Motivated to Help Others
In his book The Motive, author Patrick Lencioni describes the difference between reward-centered leadership and responsibility-centered leadership. The former stems from a view of leadership as a reward for hard work and results in leaders who pick and choose what they want to do as a leader based on what they enjoy doing. The latter type of leadership stems from the view of leadership as a responsibility, and therefore results in leaders who do what needs to be done, even if it is challenging or unpleasant.
When a leader sees their position as a trophy for their accomplishments, a proverbial feather in their cap, or (dangerously) the primary source of their self-worth, the results are predictable: suboptimization, micro-management, and abdication of crucial responsibilities. These “leaders” are motivated by how they view themselves.
By contrast, a leader who makes their leadership about others and centers the people they’re leading will also have predictable results: developing others, goal-oriented actions, and healthy communication. This is what is most often described by the term servant leadership — the type of leadership that is others-focused. In fact, Lencioni argues that when this becomes the norm, the term “servant leadership” can be retired because it will be seen as the only valid kind of leadership.

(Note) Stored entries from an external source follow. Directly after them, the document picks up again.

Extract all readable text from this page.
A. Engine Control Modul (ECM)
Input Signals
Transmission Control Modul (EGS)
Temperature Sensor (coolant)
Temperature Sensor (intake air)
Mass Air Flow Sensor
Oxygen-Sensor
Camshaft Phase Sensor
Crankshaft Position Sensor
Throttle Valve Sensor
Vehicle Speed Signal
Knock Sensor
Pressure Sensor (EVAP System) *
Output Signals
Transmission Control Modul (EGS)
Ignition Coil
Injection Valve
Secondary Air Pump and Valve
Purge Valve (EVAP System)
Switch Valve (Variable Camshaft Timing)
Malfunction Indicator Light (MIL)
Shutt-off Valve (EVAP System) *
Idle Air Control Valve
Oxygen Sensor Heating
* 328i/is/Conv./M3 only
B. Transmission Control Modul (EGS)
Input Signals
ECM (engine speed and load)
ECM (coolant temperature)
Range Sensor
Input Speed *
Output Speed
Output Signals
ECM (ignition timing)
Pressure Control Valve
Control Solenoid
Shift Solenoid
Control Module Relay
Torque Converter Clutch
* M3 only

When Servant Leadership Isn’t a Good Fit
While the argument here is that servant leadership is a better approach to leading people, growing a team/organization, and achieving goals, that doesn’t mean that servant leadership is the perfect fit for every situation. Servant leadership results in and optimizes for attributes such as empowerment, delegation, and decentralized authority. These are all helpful in a complex domain in which we need competing ideas, creative problem-solving, and novel approaches to desired outcomes.
However, in chaotic situations in which speed and decisiveness are crucial, perhaps even matters of life and death, there is a place for more of a command and control style of leadership. When the house is on fire, we don’t need a leader who will create bounded environments for creative thinking; we need the fire to be put out as quickly as possible. Here, servant leadership takes a backseat to decisive action.
This is analogous to how the Scrum framework leverages empiricism for creative solutions in the complex domain but isn’t a good fit for the clear/simple domain. Using Scrum to assemble Big Macs, IKEA tables, or other products with well-defined inputs, outputs, and pathways between them, Scrum is overkill. There are no creative problems to solve here; simply follow the recipe as efficiently as possible. While the counterexample domains differ (chaotic vs clear/simple), the takeaway is the same: use the right leadership style or framework for the right domain.
Take-Aways
Wrapping up with the key points, servant leadership is:
- an others-oriented approach to leading people
- often acclaimed in the agile community, especially for Scrum Masters
- applies the traits of humility, empathy, self-awareness, and motivation to help others
- not always the best fit, particularly in urgent or emergency matters of dire consequences
- a way to grow a team and organization to be more adaptable and scalable in the long run
Perhaps the best conclusion to this discussion would be to come full circle and return to Robert Greenleaf, the man who spent much of his life promoting the idea of the leader as a servant and leave you with his definition of servant leadership:
“The servant-leader is servant first… It begins with the natural feeling that one wants to serve, to serve first. Then conscious choice brings one to aspire to lead. That person is sharply different from one who is leader first.”